Of the eight captured Doolittle Tokyo Raiders, three were executed and one died of disease.

Thatcher manned two 50-caliber machine guns from the rear turret of his aircraft dubbed “The Ruptured Duck.“

Returning from the attack with his plane low on fuel, the pilot, Lt. Ted Lawson, tried for an emergency landing. The plane crashed into the sea near an island off the east coast of China.

The experience was recounted by Lawson in his 1943 best-selling book, Thirty Seconds Over Tokyo.

Thatcher, the least wounded of the crew, managed to escape the sinking aircraft upside down through an emergency hatch.

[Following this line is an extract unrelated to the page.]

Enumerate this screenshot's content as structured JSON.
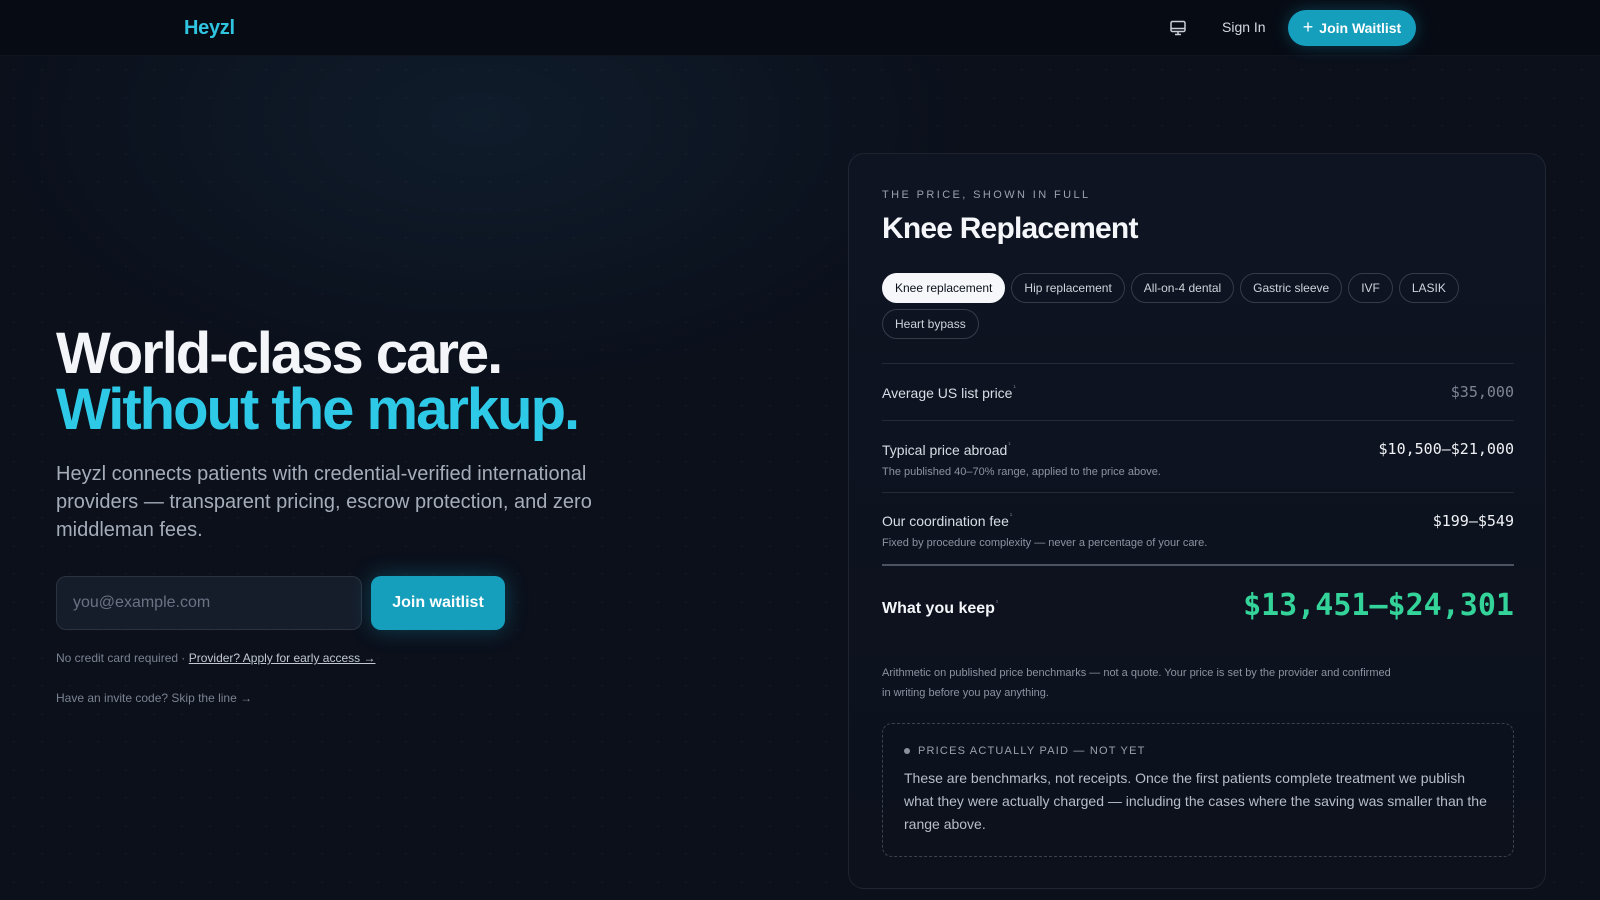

Thatcher’s crewmembers were severely injured when they were forced through the fuselage during the crash.

The five-man crew subsequently washed ashore in Japanese-occupied territory, but they were rescued by Chinese fisherman.

Thatcher and his crewmembers, with the aid of Chinese peasants, managed to reach a hospital on the mainland, evading Japanese troops during a grueling five-day trek over land.

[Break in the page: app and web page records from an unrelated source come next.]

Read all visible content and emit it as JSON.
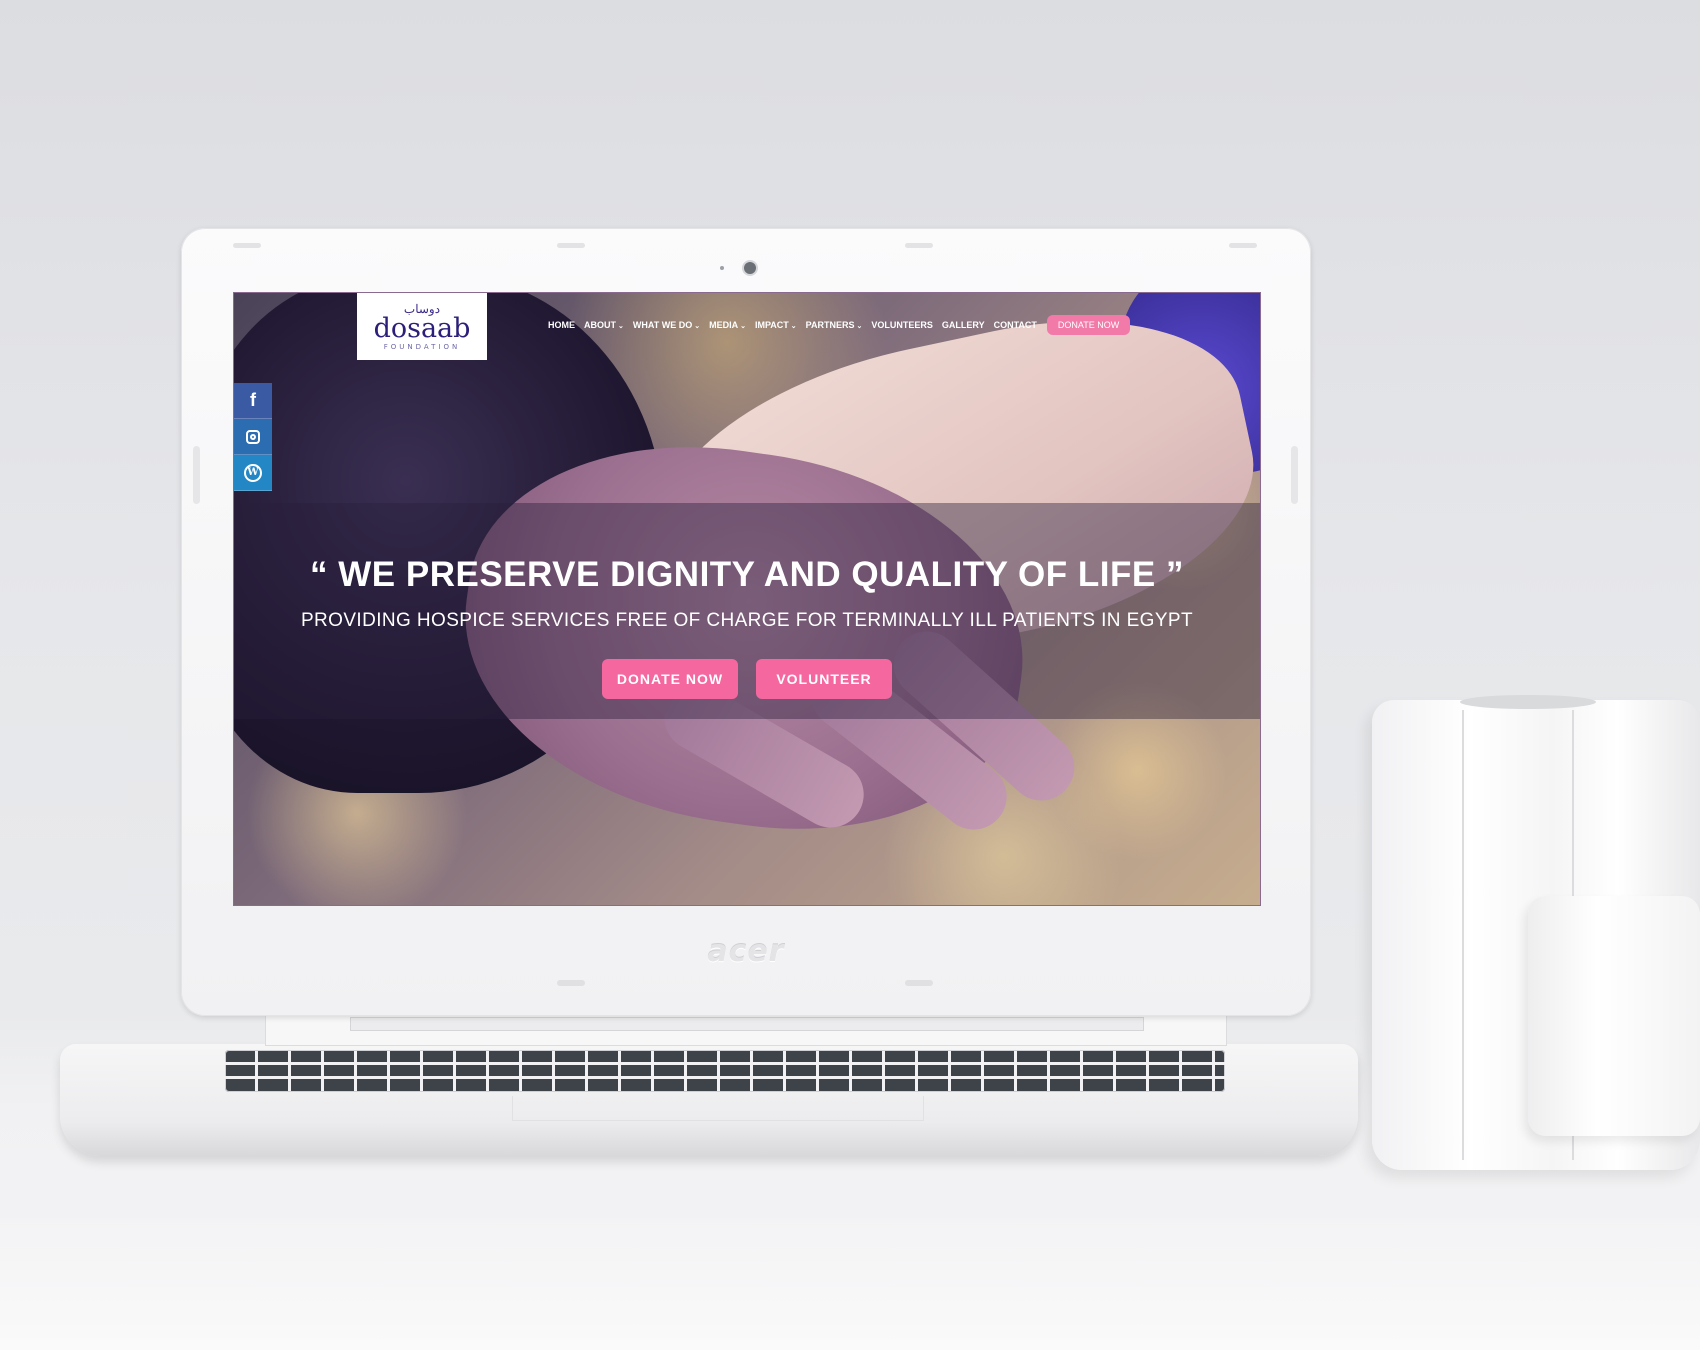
{
  "site": {
    "logo": {
      "arabic": "دوساب",
      "name": "dosaab",
      "subtitle": "FOUNDATION"
    },
    "nav": {
      "items": [
        {
          "label": "HOME",
          "has_dropdown": false
        },
        {
          "label": "ABOUT",
          "has_dropdown": true
        },
        {
          "label": "WHAT WE DO",
          "has_dropdown": true
        },
        {
          "label": "MEDIA",
          "has_dropdown": true
        },
        {
          "label": "IMPACT",
          "has_dropdown": true
        },
        {
          "label": "PARTNERS",
          "has_dropdown": true
        },
        {
          "label": "VOLUNTEERS",
          "has_dropdown": false
        },
        {
          "label": "GALLERY",
          "has_dropdown": false
        },
        {
          "label": "CONTACT",
          "has_dropdown": false
        }
      ],
      "donate_label": "DONATE NOW",
      "chevron": "⌄"
    },
    "social": [
      {
        "icon": "facebook-icon",
        "glyph": "f"
      },
      {
        "icon": "instagram-icon",
        "glyph": ""
      },
      {
        "icon": "wordpress-icon",
        "glyph": "W"
      }
    ],
    "hero": {
      "headline": "“ WE PRESERVE DIGNITY AND QUALITY OF LIFE ”",
      "subline": "PROVIDING HOSPICE SERVICES FREE OF CHARGE FOR TERMINALLY ILL PATIENTS IN EGYPT",
      "primary_button": "DONATE NOW",
      "secondary_button": "VOLUNTEER"
    }
  },
  "device": {
    "brand": "acer"
  },
  "colors": {
    "accent_pink": "#f5679f",
    "facebook": "#3a5aa4",
    "instagram": "#2c6cb0",
    "wordpress": "#2487c5",
    "logo_navy": "#2b1f7a"
  }
}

What's on the Doolittle Tokyo Raiders medal?

For the congressional gold medal’s obverse, Deputy Treasury Secretary Sarah Bloom Raskin approved a design by AIP Artist Chris T. Costello and sculptured by Mint Sculptor-Engraver Donald Everhart II.  

The design depicts the USS Hornet launching one of the North American B-25 Mitchell bombers in choppy seas.  

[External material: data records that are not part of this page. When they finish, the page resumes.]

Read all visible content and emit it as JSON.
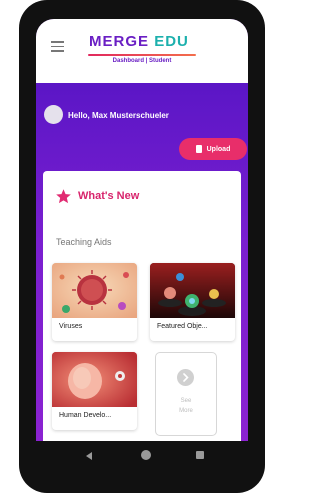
{
  "header": {
    "logo_part1": "MERGE",
    "logo_part2": "EDU",
    "subtitle": "Dashboard | Student",
    "menu_icon": "hamburger-menu-icon"
  },
  "user": {
    "greeting": "Hello, Max Musterschueler",
    "avatar_icon": "avatar"
  },
  "upload": {
    "label": "Upload",
    "icon": "document-icon"
  },
  "whats_new": {
    "title": "What's New",
    "icon": "star-icon",
    "section": "Teaching Aids"
  },
  "tiles": [
    {
      "label": "Viruses"
    },
    {
      "label": "Featured Obje..."
    },
    {
      "label": "Human Develo..."
    }
  ],
  "see_more": {
    "line1": "See",
    "line2": "More",
    "icon": "chevron-right-icon"
  },
  "nav": {
    "back_icon": "back-triangle-icon",
    "home_icon": "home-circle-icon",
    "recent_icon": "recent-square-icon"
  },
  "colors": {
    "brand_purple": "#6a1fc4",
    "brand_teal": "#1cb0ad",
    "accent_pink": "#e82e6a",
    "title_pink": "#d8246c"
  }
}
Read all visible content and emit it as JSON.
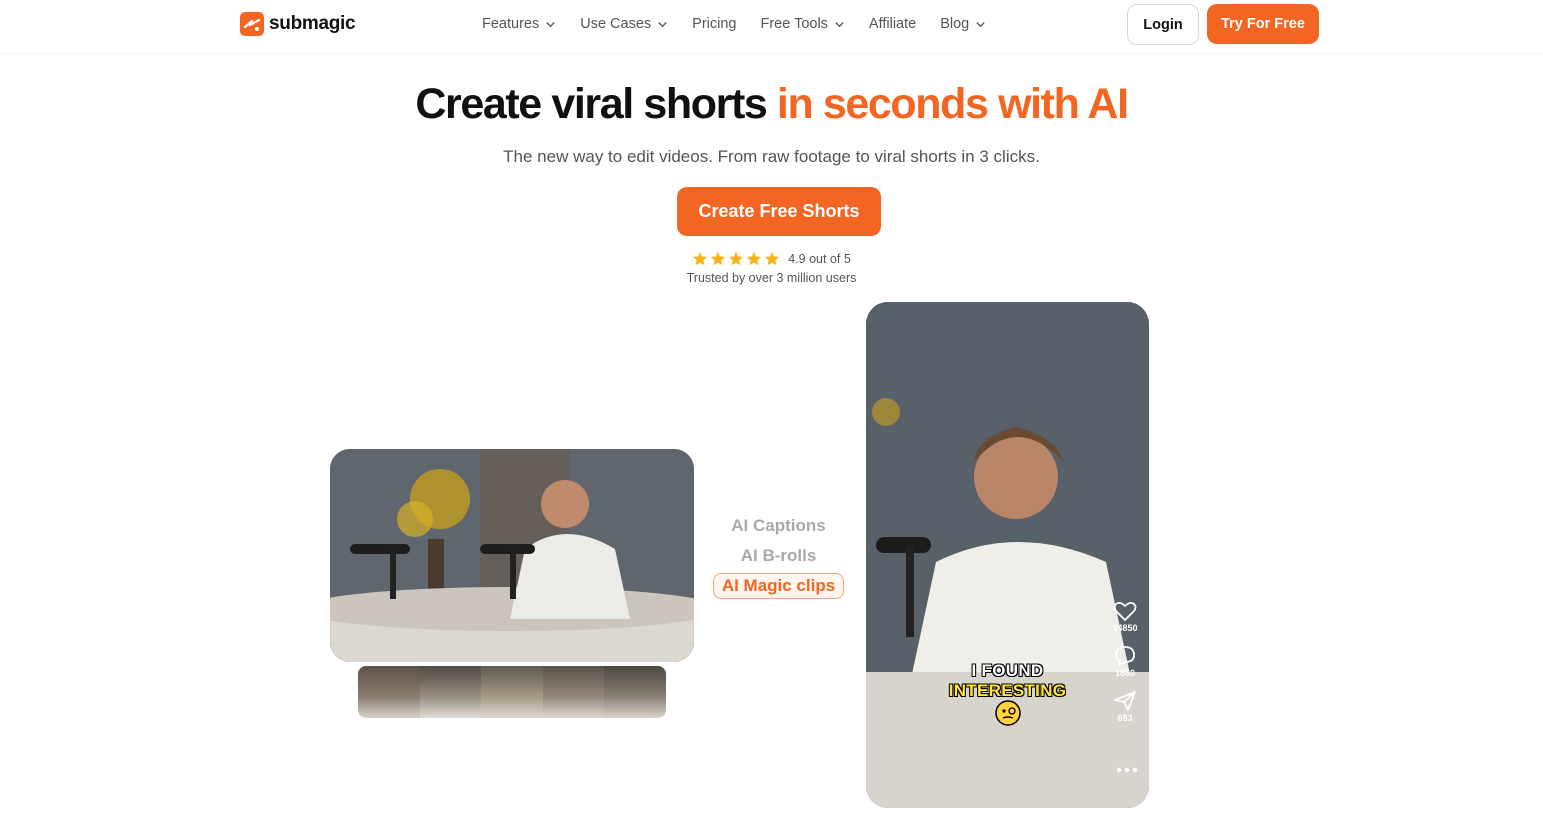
{
  "brand": {
    "name": "submagic",
    "accent_color": "#f26522"
  },
  "nav": {
    "links": [
      {
        "label": "Features",
        "dropdown": true
      },
      {
        "label": "Use Cases",
        "dropdown": true
      },
      {
        "label": "Pricing",
        "dropdown": false
      },
      {
        "label": "Free Tools",
        "dropdown": true
      },
      {
        "label": "Affiliate",
        "dropdown": false
      },
      {
        "label": "Blog",
        "dropdown": true
      }
    ],
    "login_label": "Login",
    "try_label": "Try For Free"
  },
  "hero": {
    "title_main": "Create viral shorts ",
    "title_accent": "in seconds with AI",
    "subtitle": "The new way to edit videos. From raw footage to viral shorts in 3 clicks.",
    "cta_label": "Create Free Shorts",
    "rating_text": "4.9 out of 5",
    "rating_stars": 5,
    "trusted_text": "Trusted by over 3 million users"
  },
  "features": [
    "AI Captions",
    "AI B-rolls",
    "AI Magic clips"
  ],
  "phone": {
    "caption_line1": "I FOUND",
    "caption_line2": "INTERESTING",
    "likes": "14850",
    "comments": "1860",
    "shares": "693"
  }
}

Inscribed in the field above the main design is FIRST STRIKE.  

Inscribed around the raised border is ? ? ? ? ? ? ? ? DOOLITTLE TOKYO RAIDERS ? ? ? ? ? ? ? ? APRIL 18 • 1942.  

The 16 stars represent the 16 bombers. 

For the reverse, Bloom approved a design showing three of the bombers and the four patches of the units comprising the 17th Bombardment Group — the 34th Squadron, represented by the Thunderbird; the 37th Squadron, represented by the Tiger’s Head; the 89th Reconnaissance Squadron represented by the Winged Helmet patch; and the 95th Squadron, represented by the Kicking Mule. 

The design also incorporates the bombardment group’s motto: TOUJOUR AU DANGER, which translates into English as “Always in danger.”  

The design was created by AIP artist and retired Mint Sculptor-Engraver Donna Weaver and sculptured by Mint Medallic Sculptor Joseph F. Menna.

Both 1.5-inch and 3-inch bronze duplicates of the medal are available for sale from the U.S. Mint.